Five months later, I take back everything I thought of Charles Wright. My son started school there unable to retain the sounds of the alphabet. Now, he can read and write. He knows so many science facts that I learn something new from him each day. His teacher was the first teacher ever to seek me out in a crowd to tell me my son is amazing. He had enormous growth there. He excels in Math but always has. Recently he was given a project of having to create a Math Kite where he is given a number and he has to come up with equations to equal out to that number. He was given the number 1. Most kids did things like 3-2=1 or 6-5=1 but Ian did 200-99-99-1=1 all on his own.
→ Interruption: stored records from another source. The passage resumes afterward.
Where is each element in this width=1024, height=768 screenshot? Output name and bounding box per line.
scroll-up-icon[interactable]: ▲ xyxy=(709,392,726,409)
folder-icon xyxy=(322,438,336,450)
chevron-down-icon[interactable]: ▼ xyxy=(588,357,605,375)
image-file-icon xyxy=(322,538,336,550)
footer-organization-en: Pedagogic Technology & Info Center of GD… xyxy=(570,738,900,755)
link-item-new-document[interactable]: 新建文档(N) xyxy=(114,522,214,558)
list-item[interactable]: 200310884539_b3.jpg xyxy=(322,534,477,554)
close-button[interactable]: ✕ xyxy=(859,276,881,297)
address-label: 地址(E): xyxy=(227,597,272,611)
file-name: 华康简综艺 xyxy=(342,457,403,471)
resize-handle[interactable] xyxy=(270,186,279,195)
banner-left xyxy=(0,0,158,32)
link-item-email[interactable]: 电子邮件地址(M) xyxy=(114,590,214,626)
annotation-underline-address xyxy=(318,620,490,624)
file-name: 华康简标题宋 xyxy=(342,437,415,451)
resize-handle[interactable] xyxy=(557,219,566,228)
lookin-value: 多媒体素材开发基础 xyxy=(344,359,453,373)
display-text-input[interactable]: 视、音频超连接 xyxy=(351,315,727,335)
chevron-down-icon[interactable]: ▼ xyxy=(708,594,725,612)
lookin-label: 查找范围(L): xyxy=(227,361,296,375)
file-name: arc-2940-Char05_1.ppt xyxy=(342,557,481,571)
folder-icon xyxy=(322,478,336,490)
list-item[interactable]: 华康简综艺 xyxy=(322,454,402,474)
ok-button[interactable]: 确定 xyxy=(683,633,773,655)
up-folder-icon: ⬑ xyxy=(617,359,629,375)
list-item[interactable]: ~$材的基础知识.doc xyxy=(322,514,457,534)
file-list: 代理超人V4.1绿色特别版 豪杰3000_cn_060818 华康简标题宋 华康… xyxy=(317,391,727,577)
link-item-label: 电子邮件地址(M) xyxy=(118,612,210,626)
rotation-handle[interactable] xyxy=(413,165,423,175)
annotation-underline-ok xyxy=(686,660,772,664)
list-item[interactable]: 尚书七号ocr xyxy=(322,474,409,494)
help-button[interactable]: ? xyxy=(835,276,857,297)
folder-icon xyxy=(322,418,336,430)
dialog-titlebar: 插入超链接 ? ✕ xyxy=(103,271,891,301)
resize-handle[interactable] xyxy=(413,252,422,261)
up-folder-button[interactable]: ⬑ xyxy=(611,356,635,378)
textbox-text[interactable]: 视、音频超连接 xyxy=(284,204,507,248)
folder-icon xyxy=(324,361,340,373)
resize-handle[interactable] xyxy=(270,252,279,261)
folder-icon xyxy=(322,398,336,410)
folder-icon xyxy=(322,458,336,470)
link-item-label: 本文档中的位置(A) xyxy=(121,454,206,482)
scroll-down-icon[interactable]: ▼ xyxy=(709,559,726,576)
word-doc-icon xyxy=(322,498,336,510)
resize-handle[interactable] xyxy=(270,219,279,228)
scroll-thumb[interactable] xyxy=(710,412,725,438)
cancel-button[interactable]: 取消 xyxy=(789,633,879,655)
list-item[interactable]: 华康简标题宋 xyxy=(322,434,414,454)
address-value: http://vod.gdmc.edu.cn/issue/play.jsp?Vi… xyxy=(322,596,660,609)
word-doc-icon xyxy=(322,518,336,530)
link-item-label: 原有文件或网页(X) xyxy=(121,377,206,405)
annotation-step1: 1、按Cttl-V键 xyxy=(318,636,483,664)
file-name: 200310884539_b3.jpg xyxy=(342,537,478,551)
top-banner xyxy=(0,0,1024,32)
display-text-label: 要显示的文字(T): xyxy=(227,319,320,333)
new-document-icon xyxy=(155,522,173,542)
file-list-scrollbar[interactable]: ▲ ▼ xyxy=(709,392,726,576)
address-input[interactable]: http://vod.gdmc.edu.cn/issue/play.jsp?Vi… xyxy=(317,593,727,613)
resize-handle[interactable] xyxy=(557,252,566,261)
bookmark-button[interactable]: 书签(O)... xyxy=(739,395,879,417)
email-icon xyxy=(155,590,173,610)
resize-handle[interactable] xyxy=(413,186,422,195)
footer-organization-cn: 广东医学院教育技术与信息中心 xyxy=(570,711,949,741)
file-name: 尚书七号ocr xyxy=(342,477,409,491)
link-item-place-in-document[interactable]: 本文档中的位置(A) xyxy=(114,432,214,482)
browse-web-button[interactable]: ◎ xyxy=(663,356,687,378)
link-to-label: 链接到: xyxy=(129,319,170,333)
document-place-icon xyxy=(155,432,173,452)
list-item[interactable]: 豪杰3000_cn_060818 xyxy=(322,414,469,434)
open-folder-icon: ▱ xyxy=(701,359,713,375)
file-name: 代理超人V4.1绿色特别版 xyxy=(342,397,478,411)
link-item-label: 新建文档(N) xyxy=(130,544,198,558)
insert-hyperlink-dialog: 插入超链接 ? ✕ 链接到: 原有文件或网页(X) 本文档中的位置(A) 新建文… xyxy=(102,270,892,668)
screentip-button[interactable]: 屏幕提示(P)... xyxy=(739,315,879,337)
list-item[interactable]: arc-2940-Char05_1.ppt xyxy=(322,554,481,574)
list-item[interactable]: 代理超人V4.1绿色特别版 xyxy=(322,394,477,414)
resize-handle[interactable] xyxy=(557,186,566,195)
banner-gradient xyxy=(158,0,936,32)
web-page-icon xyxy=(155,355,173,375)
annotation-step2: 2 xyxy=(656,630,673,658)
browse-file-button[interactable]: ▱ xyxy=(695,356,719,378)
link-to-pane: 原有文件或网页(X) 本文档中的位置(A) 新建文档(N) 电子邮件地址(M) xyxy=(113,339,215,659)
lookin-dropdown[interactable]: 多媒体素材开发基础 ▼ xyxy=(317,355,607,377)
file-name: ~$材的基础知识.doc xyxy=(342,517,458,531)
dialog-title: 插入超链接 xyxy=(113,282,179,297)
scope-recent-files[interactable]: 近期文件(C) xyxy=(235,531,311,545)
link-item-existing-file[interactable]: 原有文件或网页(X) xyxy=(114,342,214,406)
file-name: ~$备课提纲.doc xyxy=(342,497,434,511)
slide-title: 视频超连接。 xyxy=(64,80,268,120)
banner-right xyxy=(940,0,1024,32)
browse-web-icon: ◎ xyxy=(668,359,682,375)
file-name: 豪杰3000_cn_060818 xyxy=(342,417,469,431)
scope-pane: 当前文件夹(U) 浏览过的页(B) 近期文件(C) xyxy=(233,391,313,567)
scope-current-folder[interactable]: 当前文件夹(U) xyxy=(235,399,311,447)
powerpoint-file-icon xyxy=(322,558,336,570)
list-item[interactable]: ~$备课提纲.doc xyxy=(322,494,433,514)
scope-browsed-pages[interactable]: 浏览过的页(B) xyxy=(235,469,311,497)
His teacher was so sad on his last day. Her eyes filled with tears and she told me of how proud she was of him. I hugged her for quite a long time. Ian cried too because he was losing his favorite teacher and the great friends he had made at Charles Wright Elementary. She is such a great teacher who really does care about all the children she teaches. After giving her a chance I must say she is the best first grade elementary school teacher I have ever met.
Brittany has made lots of friends. She didn’t do so well in school but she is happy in this community. She says when she finally turns 18 she wants to move back here to start her life, opposed to Sacramento, which is a shocker I am sure.


It’s also hard because this is the first house that Iniya ever lived in. The house I turned a perverted male blow up doll into a memorable Valentine’s Day for my husband… (okay, that sounds weird but it was a joke). I feel were all happy here, or at the very least comfortable and content. I’ve grown close to my step dad. We love him. I haven’t had a chance to spend much time with my mother who just graduated college for the second time last night.

Obviously because she has been busy but it is nice being near her. Our cat Jakarta loves this house. I reconnected with old friends. We made a couple new friends. It’s just sad to be leaving Merced again.

So, where are me and my family going? We’re going back to Batam, Indonesia to stay with my father. The economic crisis took a toll on the Limousine business. I am going back to school to get my Bachelor’s in Business Administration with a concentration on Global Business Management (online classes). I will then be applying for an MBA program in California in a year or so. We’re going to save money while were there so we can reinvest in something that will work. Iniya, Ian, and Brittany will get a chance to see other parts of the world (Ian already has), exposure to different cultures, language, etc. It is priceless experience. They will get to know my father’s side of the family, our customs, our history, etc. It is still so sad to go. I have my concerns, my forever endless list of concerns… but I guess there are pros and cons to every situation. I just hope that when we come back we can settle into a stable and successful life. I love all of my family so much and I know these changes are not easy on everyone.